Abstract:
The effect of clustering on tests for goodness-of-fit and homogeneity is reviewed. An extensive empirical study to compare the performance of the Rao-Scott modified chi-squared test, the Wald chi-squared test, the ordinary Pearson chi-squared test and the generalized Hotelling's T2 test is carried out which suggests that the Hotelling's T2 test out-performs the others. The Rao-Scott modified test and the Wald test work well for large surveys. In smaller or moderate surveys, the Wald test does not perform as well as the Rao-Scott modified-test. We derive a statistic, TG2, which is analogous to the generalized Hotelling's T2 statistic, for testing the hypothesis H0:P = f(ө). The Dirichlet multinomial distribution is formulated as a model for contingency tables.
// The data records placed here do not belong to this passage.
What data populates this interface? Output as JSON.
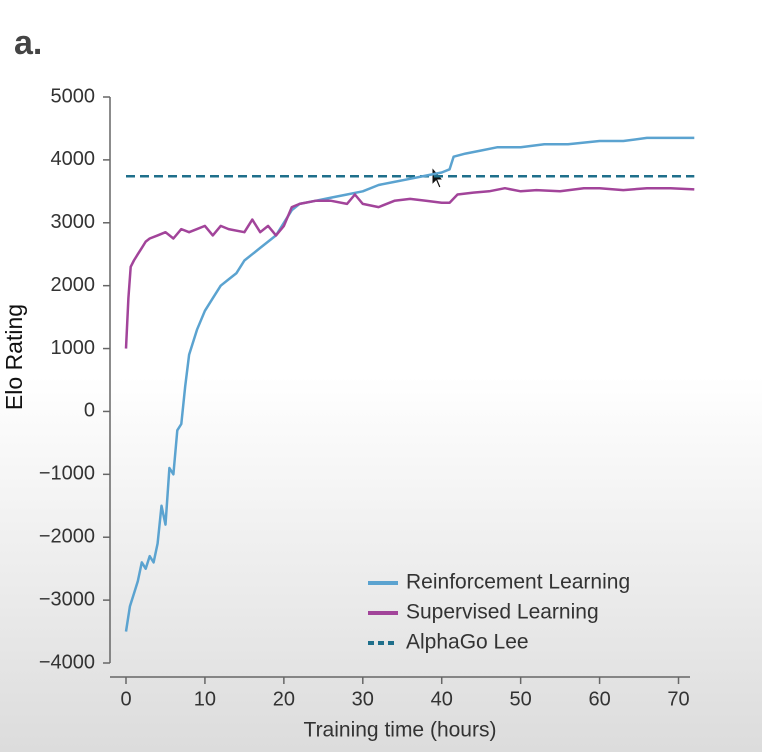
{
  "panel_label": "a.",
  "chart_data": {
    "type": "line",
    "xlabel": "Training time (hours)",
    "ylabel": "Elo Rating",
    "xlim": [
      0,
      72
    ],
    "ylim": [
      -4000,
      5000
    ],
    "xticks": [
      0,
      10,
      20,
      30,
      40,
      50,
      60,
      70
    ],
    "yticks": [
      {
        "value": -4000,
        "label": "−4000"
      },
      {
        "value": -3000,
        "label": "−3000"
      },
      {
        "value": -2000,
        "label": "−2000"
      },
      {
        "value": -1000,
        "label": "−1000"
      },
      0,
      1000,
      2000,
      3000,
      4000,
      5000
    ],
    "legend": "lower right",
    "series": [
      {
        "name": "Reinforcement Learning",
        "color": "#5ba3d0",
        "x": [
          0,
          0.5,
          1,
          1.5,
          2,
          2.5,
          3,
          3.5,
          4,
          4.5,
          5,
          5.5,
          6,
          6.5,
          7,
          7.5,
          8,
          9,
          10,
          11,
          12,
          13,
          14,
          15,
          16,
          17,
          18,
          19,
          20,
          21,
          22,
          24,
          26,
          28,
          30,
          32,
          34,
          36,
          38,
          40,
          41,
          41.5,
          43,
          45,
          47,
          50,
          53,
          56,
          60,
          63,
          66,
          68,
          70,
          72
        ],
        "values": [
          -3500,
          -3100,
          -2900,
          -2700,
          -2400,
          -2500,
          -2300,
          -2400,
          -2100,
          -1500,
          -1800,
          -900,
          -1000,
          -300,
          -200,
          400,
          900,
          1300,
          1600,
          1800,
          2000,
          2100,
          2200,
          2400,
          2500,
          2600,
          2700,
          2800,
          3000,
          3200,
          3300,
          3350,
          3400,
          3450,
          3500,
          3600,
          3650,
          3700,
          3750,
          3800,
          3850,
          4050,
          4100,
          4150,
          4200,
          4200,
          4250,
          4250,
          4300,
          4300,
          4350,
          4350,
          4350,
          4350
        ]
      },
      {
        "name": "Supervised Learning",
        "color": "#a2449a",
        "x": [
          0,
          0.3,
          0.6,
          1,
          1.5,
          2,
          2.5,
          3,
          4,
          5,
          6,
          7,
          8,
          9,
          10,
          11,
          12,
          13,
          15,
          16,
          17,
          18,
          19,
          20,
          21,
          22,
          24,
          26,
          28,
          29,
          30,
          32,
          34,
          36,
          38,
          40,
          41,
          42,
          44,
          46,
          48,
          50,
          52,
          55,
          58,
          60,
          63,
          66,
          69,
          72
        ],
        "values": [
          1000,
          1800,
          2300,
          2400,
          2500,
          2600,
          2700,
          2750,
          2800,
          2850,
          2750,
          2900,
          2850,
          2900,
          2950,
          2800,
          2950,
          2900,
          2850,
          3050,
          2850,
          2950,
          2800,
          2950,
          3250,
          3300,
          3350,
          3350,
          3300,
          3450,
          3300,
          3250,
          3350,
          3380,
          3350,
          3320,
          3320,
          3450,
          3480,
          3500,
          3550,
          3500,
          3520,
          3500,
          3550,
          3550,
          3520,
          3550,
          3550,
          3530
        ]
      }
    ],
    "reference_lines": [
      {
        "name": "AlphaGo Lee",
        "value": 3740,
        "color": "#1f6f8b",
        "style": "dashed"
      }
    ]
  }
}
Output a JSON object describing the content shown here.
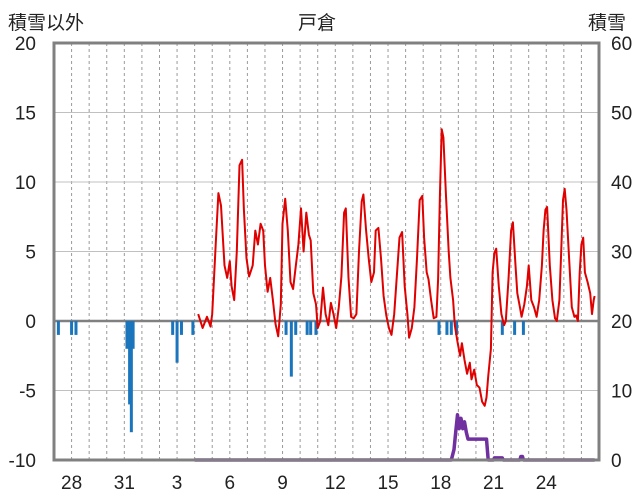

We also carry out an extensive empirical study to compare the performance of Brier's modified chi-squared test, the Pearson chi-squared test and the TG2 test. The results show that the Pearson chi-squared test performs very badly indeed. Brier's modified chi-squared test is reasonably good even when the numbers of clusters is small. The TG2 test is preferable to Brier's modified test only when the cluster size is large. Clustering also has a strong influence on the Sign-test, the One-Sample t- test, the Mann-Whitney-Wilcoxon test and the Two-Sample t-test. We suggest modified test statistics which lead to substantially better tests.
Since the Mann-Whitney-Wilcoxon test and the Two-Sample t-test involve two populations there are several possible cluster sampling schemes that could be considered. We show that different sampling schemes will influence the tests differently.